L’Irrigation deviendrait un objectif de l’AOC Champagne. Une utilisation de la ressource en eau déjà en grande tension dans la région Grand Est

• Cette même irrigation engendrera pour la vigne, le retrait définitif des éléments de son terroir. En effet, cette dernière n’ira plus produire de racines en deçà de la zone irriguée. Dans ces conditions, ce sera l’avènement des vins 100% oenologiques sans origine de lieu. Une hérésie !

Une dégradation qualitative sans précédent par souci de mécanisation massive.

Il y a des limites à ne pas franchir à ce sujet. Cela entraînerait en partie l’effondrement qualitatif du joyau national que sont nos vignobles et vins AOC. Les vignobles ayant déjà connu les problèmes causés par le réchauffement et le dérèglement du climat (Afrique du Sud, Californie, une partie de l’Australie, etc.) ont su, pour la plupart, réagir assez rapidement et changer leur mode de production : les vignes sont désormais plantées sur des densités plus importantes pour permettre une plus forte concurrence et obtenir un enracinement plus profond permettant d’aller chercher la fraîcheur du sous-sol.

L’ombre portée est nettement améliorée avec des densités plus élevées.
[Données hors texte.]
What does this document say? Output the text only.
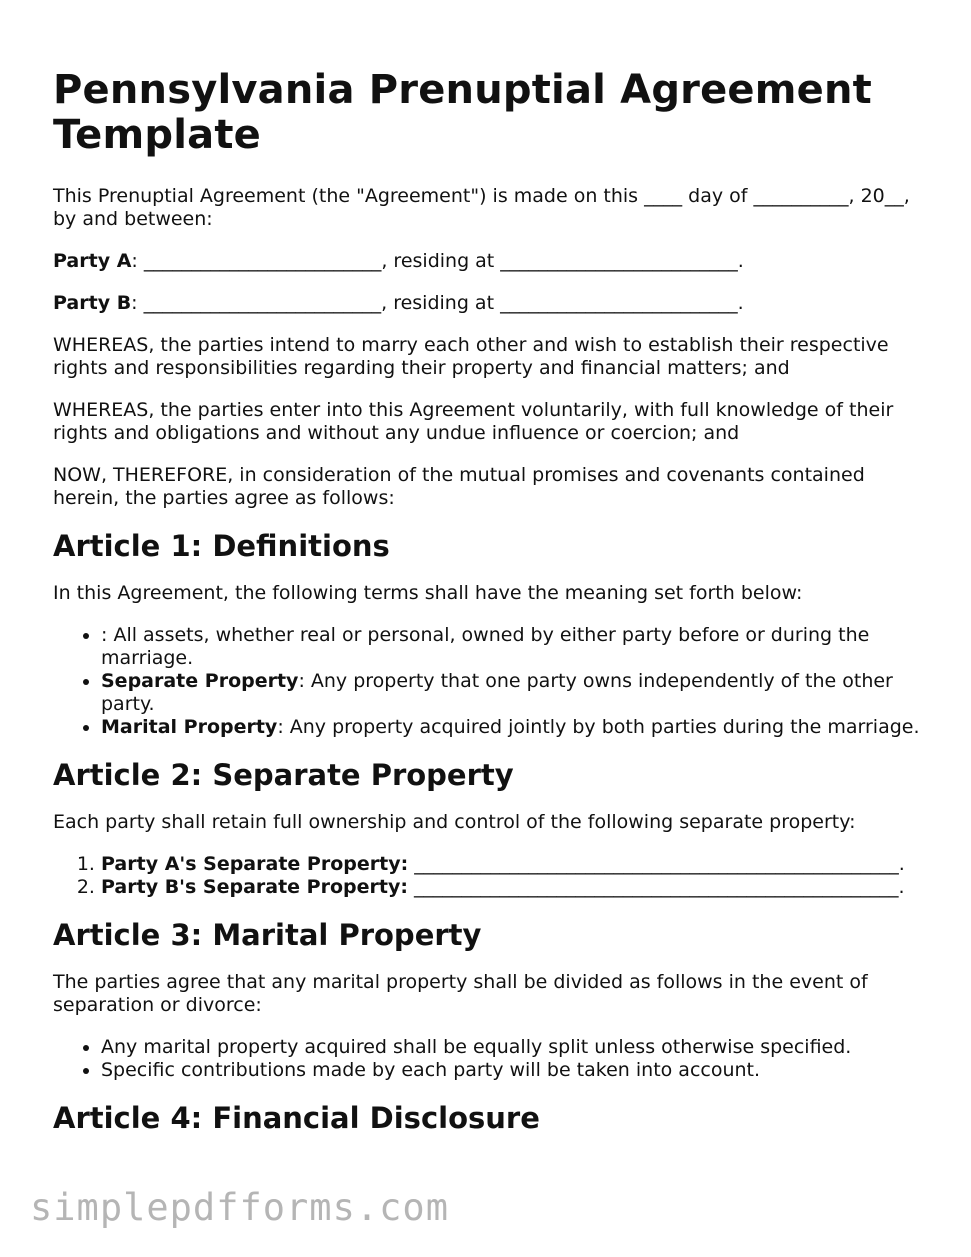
Pennsylvania Prenuptial Agreement Template

This Prenuptial Agreement (the "Agreement") is made on this ____ day of __________, 20__, by and between:

Party A: _________________________, residing at _________________________.

Party B: _________________________, residing at _________________________.

WHEREAS, the parties intend to marry each other and wish to establish their respective rights and responsibilities regarding their property and financial matters; and

WHEREAS, the parties enter into this Agreement voluntarily, with full knowledge of their rights and obligations and without any undue influence or coercion; and

NOW, THEREFORE, in consideration of the mutual promises and covenants contained herein, the parties agree as follows:

Article 1: Definitions

In this Agreement, the following terms shall have the meaning set forth below:

• : All assets, whether real or personal, owned by either party before or during the marriage.
• Separate Property: Any property that one party owns independently of the other party.
• Marital Property: Any property acquired jointly by both parties during the marriage.
Article 2: Separate Property

Each party shall retain full ownership and control of the following separate property:

1. Party A's Separate Property: ___________________________________________________.
2. Party B's Separate Property: ___________________________________________________.
Article 3: Marital Property

The parties agree that any marital property shall be divided as follows in the event of separation or divorce:

• Any marital property acquired shall be equally split unless otherwise specified.
• Specific contributions made by each party will be taken into account.
Article 4: Financial Disclosure
simplepdfforms.com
Les rendements sont plus faciles à maitriser et subissent beaucoup moins la variable dues aux conditions climatiques.

Des professionnels du vin, tels que Jeremy Cukierman, Master of Wine font ce constat sans

appel : « Des régions septentrionales, telles que la Champagne, prennent une voie agronomique de certaines régions, dîtes de climat chaud, et inversement. » Ces personnes ne comprennent pas pourquoi la Champagne s’entête dans une voie de faible densité qui a montré ses limites et ses contraintes dans les régions où le climat est identique à celui que la Champagne connaitra d’ici une à deux décennies.

Ce rapport final est consternant, et démontre une fois encore, qu’aucun enseignement n’a été tiré des régions qui ont connus les mutations climatiques auxquelles nous commençons à nous confronter ici à ce jour.